We all love the idea of getting lean -and getting lean quickly fills most people’s bill. One of the best ways to do this is to recruit your body’s ability to generate its own Human Growth Hormone. Which, as I’ve written before, is one of our most powerful tools in burning fat.
So here’s the simple steps involved in boosting your HGH. When you look at these guidelines, you’ll understand why CrossFit is so popular as an exercise regime. It frequently encorporates these strategies in their WODs.
Kicking up your HGH Burn:
- Workout Intensity. You need a workout that is all out and over quickly. Fifty minutes or less and your done. If you participate in a workout that lasts much longer, hormonally you’re acting to impair HGH burn by increasing cortisol levels.
- Workout Volume: Since you are limiting your time, you have to kick up the volume. Supersets – especially alternating upper and lower body exercises- will let individual muscles recover while allowing you to get a kickass volume of work. For example: Dumb bell swings paired jumping squats.
- Workout Reps: A rep range of 8-12 reps per set – and 3-5 sets per exercise is ideal. It lets you work heavy enough to get all the muscle fiber engaged without completely burning you out. And the lactic acid encourages the release of HGH.
- Workout Rest: You want your muscles to recover but not completely. A rest interval of 60-90 lets you catch your breath, without completely eliminating the lactic acid nor letting your heart rate get too slow.

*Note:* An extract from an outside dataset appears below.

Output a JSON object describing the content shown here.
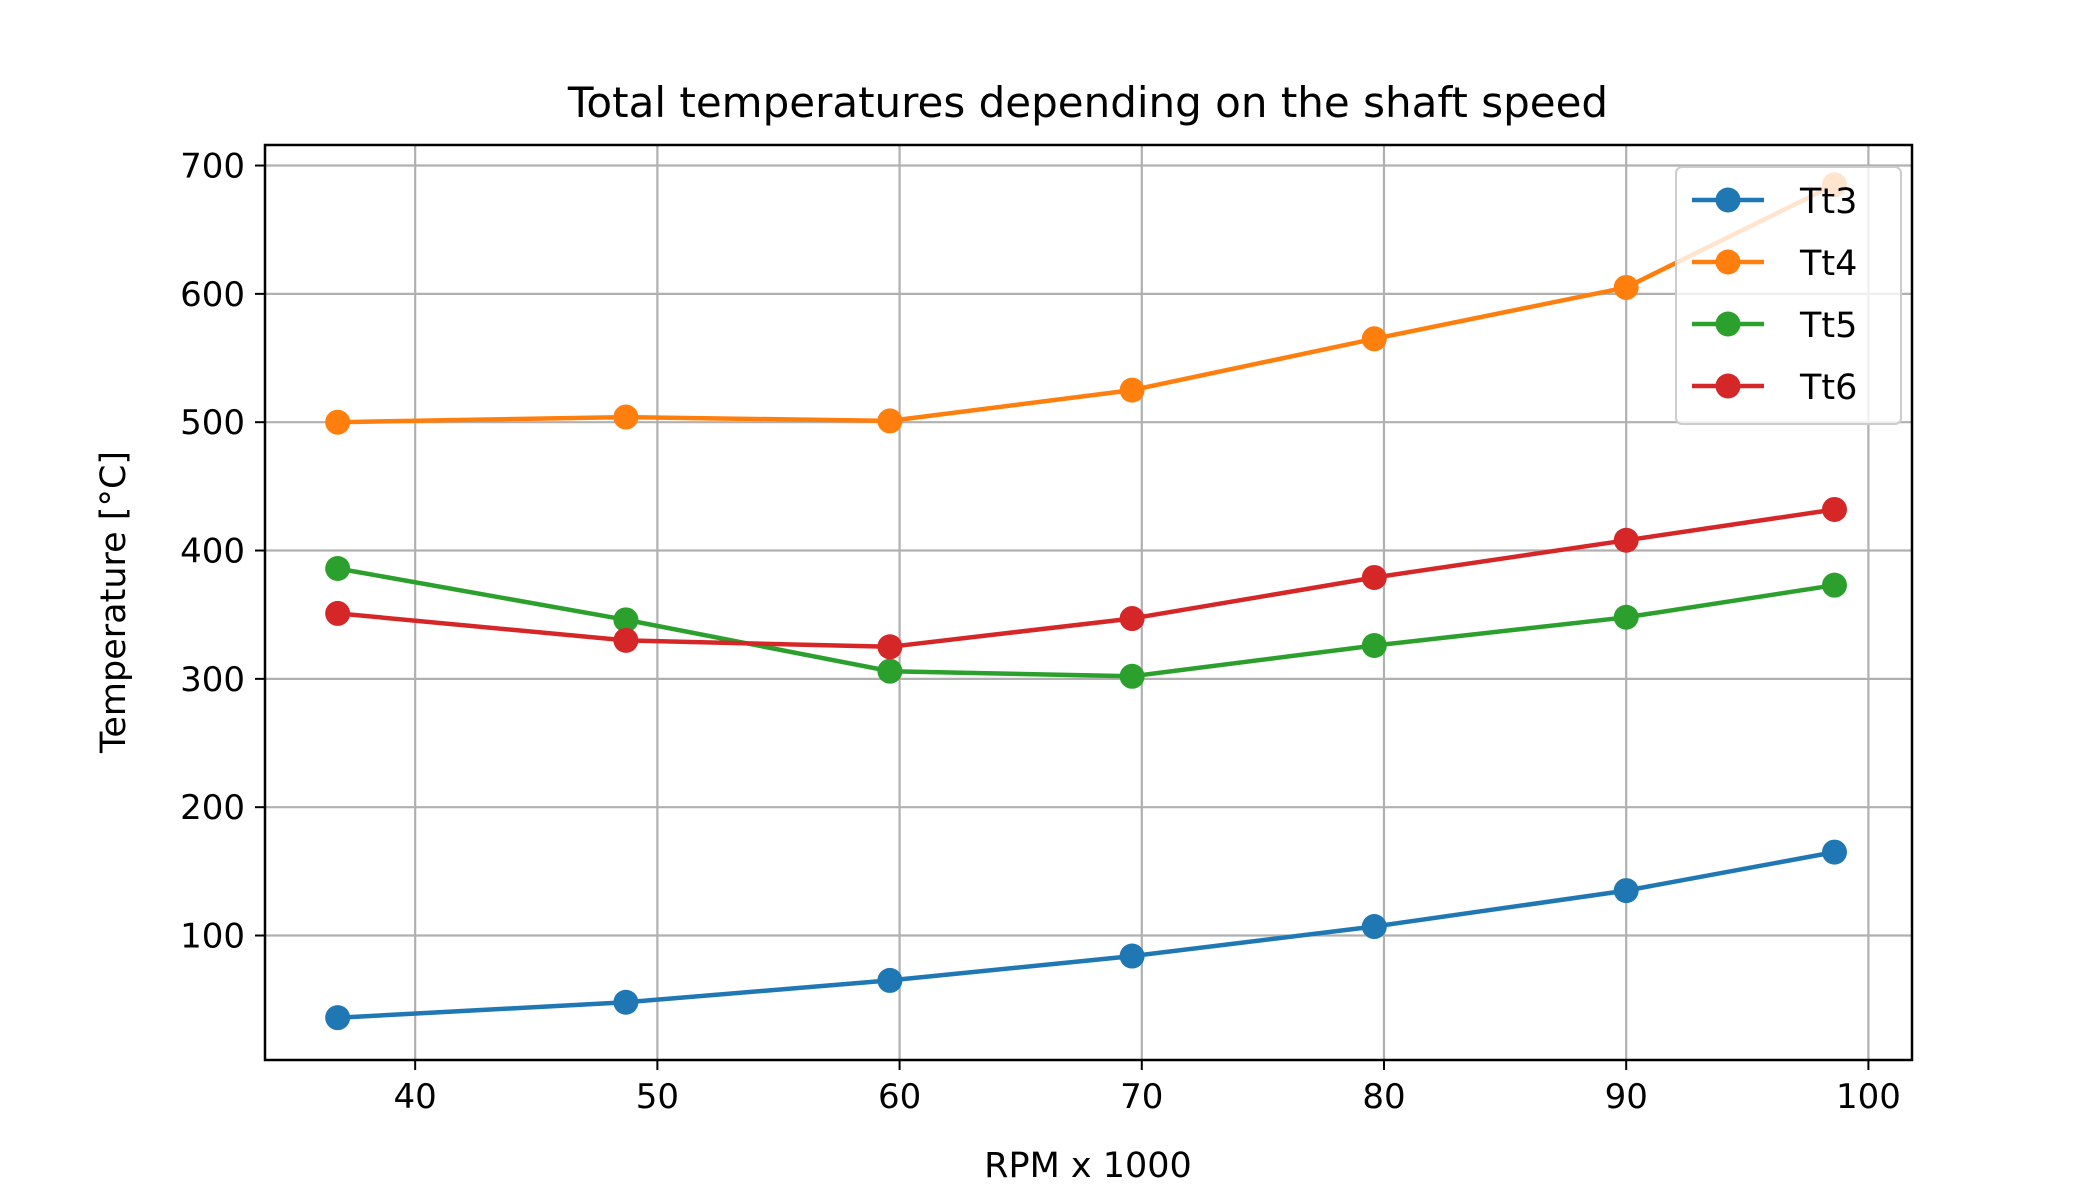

- Intervals. Your cardio should be performed in an interval fashion. Finish up your workout with some sprints, some jumping jacks, mountain climbers. Or slip these into the workout whenever your heart rate slows down a little or the sweat stops.
- Emphasize the big muscles and complex moves. Presses, squats, deadlifts, pulls. If it’s only working one set of muscles, it’s wasting your time.
- Refuel. The ideal refuel ration is about 2 grams of carbs to each gram of protein as soon after you finish working out as possible.
- Sleep. HGH comes out to play at night. Make sure you get to sleep before midnight, and try to get at least 8 hours a night.
Personally, my workouts run almost exactly to 50 minutes. I begin sweating and panting during that first rest period and keep on sweating until about an hour after I quick working out. That’s WITH a cool shower at the end. When these workouts are their most successful, I desperately need to sleep 2 hours after it ends.
Now I will slide some isolation exercises at the end of these sessions- some tricep/bicep and maybe some abs. But if I feel the sweat slowing down I can throw in some jumping jacks, mountain climbers, etc. to keep things burning.